The interesting and surprising answer is that ZFS cheats, in a way
that makes things very fast when it works and almost always works
in normal filesystems and with normal usage patterns. The cheat is
that ZFS dnodes record their parent's object number. Here, let's
show this in zdb:
# zdb zdb -vvv -bbbb -O ssddata/homes cks/tmp/a/b
Object lvl iblk dblk dsize dnsize lsize %full type
1285414 1 128K 512 0 512 512 0.00 ZFS plain file
[...]
parent 1284472
[...]
# zdb -vvv -bbbb -O ssddata/homes cks/tmp/a
Object lvl iblk dblk dsize dnsize lsize %full type
1284472 1 128K 512 0 512 512 100.00 ZFS directory
[...]
parent 52906
[...]
microzap: 512 bytes, 1 entries
b = 1285414 (type: Regular File)
The b file has a parent field that points to cks/tmp/a, the
directory it's in, and the a directory has a parent field that
points to cks/tmp, and so on. When the kernel wants to get the
name for a given object number, it can just fetch the object, look
at parent, and start going back up the filesystem.
(If you want to see this sausage being made, look at zfs_obj_to_path
and zfs_obj_to_pobj in zfs_znode.c.
The parent field is a ZFS dnode system attribute,
specifically ZPL_PARENT.)
If you're familiar with the twists and turns of Unix filesystems,
you're now wondering how ZFS deals with hardlinks, which can cause
a file to be in several directories at once and so have several
parents (and then it can be removed from some of the directories).
The answer is that ZFS doesn't; a dnode only ever tracks a single
parent, and ZFS accepts that this parent information can be
inaccurate. I'll quote the comment in zfs_obj_to_pobj:
When a link is removed [the file's] parent pointer is not changed and will be invalid. There are two cases where a link is removed but the file stays around, when it goes to the delete queue and when there are additional links.

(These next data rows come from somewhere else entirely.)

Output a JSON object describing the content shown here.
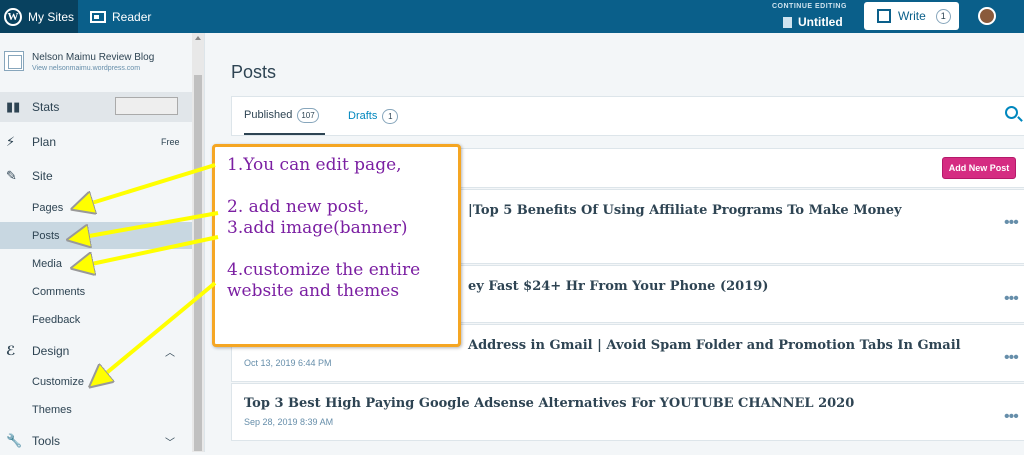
{
  "topbar": {
    "my_sites": "My Sites",
    "reader": "Reader",
    "continue_editing": "CONTINUE EDITING",
    "untitled": "Untitled",
    "write": "Write",
    "write_count": "1"
  },
  "sidebar": {
    "site_name": "Nelson Maimu Review Blog",
    "site_url": "View nelsonmaimu.wordpress.com",
    "stats": "Stats",
    "plan": "Plan",
    "plan_badge": "Free",
    "site": "Site",
    "site_items": [
      "Pages",
      "Posts",
      "Media",
      "Comments",
      "Feedback"
    ],
    "design": "Design",
    "design_items": [
      "Customize",
      "Themes"
    ],
    "tools": "Tools",
    "active_item": "Posts"
  },
  "main": {
    "title": "Posts",
    "tabs": [
      {
        "label": "Published",
        "count": "107"
      },
      {
        "label": "Drafts",
        "count": "1"
      }
    ],
    "add_new_post": "Add New Post",
    "posts": [
      {
        "title": "|Top 5 Benefits Of Using Affiliate Programs To Make Money",
        "date": ""
      },
      {
        "title": "ey Fast $24+ Hr From Your Phone (2019)",
        "date": ""
      },
      {
        "title": "Address in Gmail | Avoid Spam Folder and Promotion Tabs In Gmail",
        "date": "Oct 13, 2019 6:44 PM"
      },
      {
        "title": "Top 3 Best High Paying Google Adsense Alternatives For YOUTUBE CHANNEL 2020",
        "date": "Sep 28, 2019 8:39 AM"
      }
    ]
  },
  "annotation": {
    "lines": [
      "1.You can edit page,",
      "",
      "2. add new post,",
      "3.add image(banner)",
      "",
      "4.customize the entire",
      "website and themes"
    ],
    "border_color": "#f5a623",
    "text_color": "#7b1fa2",
    "arrow_color": "#ffff00"
  },
  "colors": {
    "topbar": "#0a5f8a",
    "accent": "#0087be",
    "add_button": "#d52c82"
  }
}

Before I get into the details, I want to say that I appreciate the
brute force elegance of this cheat. The practical reality is that
most Unix files today don't have extra hardlinks, and when they do
most hardlinks are done in ways that won't break ZFS's parent
stuff. The result is that ZFS has picked an efficient implementation
that works almost all of the time; in my opinion, the great benefit
we get from having it around are more than worth the infrequent
cases where it fails or malfunctions. Both zfs diff and having
filenames show up in zpool status permanent error reports are
very useful (and there may be other cases where this gets used).
The current details are that any time you hardlink a file to somewhere
or rename it, ZFS updates the file's parent to point to the new
directory. Often this will wind up with a correct parent even
after all of the dust settles; for example, a common pattern is to
write a file to an initial location, hardlink it to its final
destination, and then remove the initial location version. In this
case, the parent will be correct and you'll get the right name.
The time when you get an incorrect parent is this sequence:
; mkdir a b; touch a/demo ; ln a/demo b/ ; rm b/demo
Here a/demo is the remaining path, but demo's dnode will claim
that its parent is b. I believe that zfs diff will even report
this as the path, because the kernel doesn't do the extra work
to scan the b directory to verify that demo is present in it.
(This behavior is undocumented and thus is subject to change at the convenience of the ZFS people.)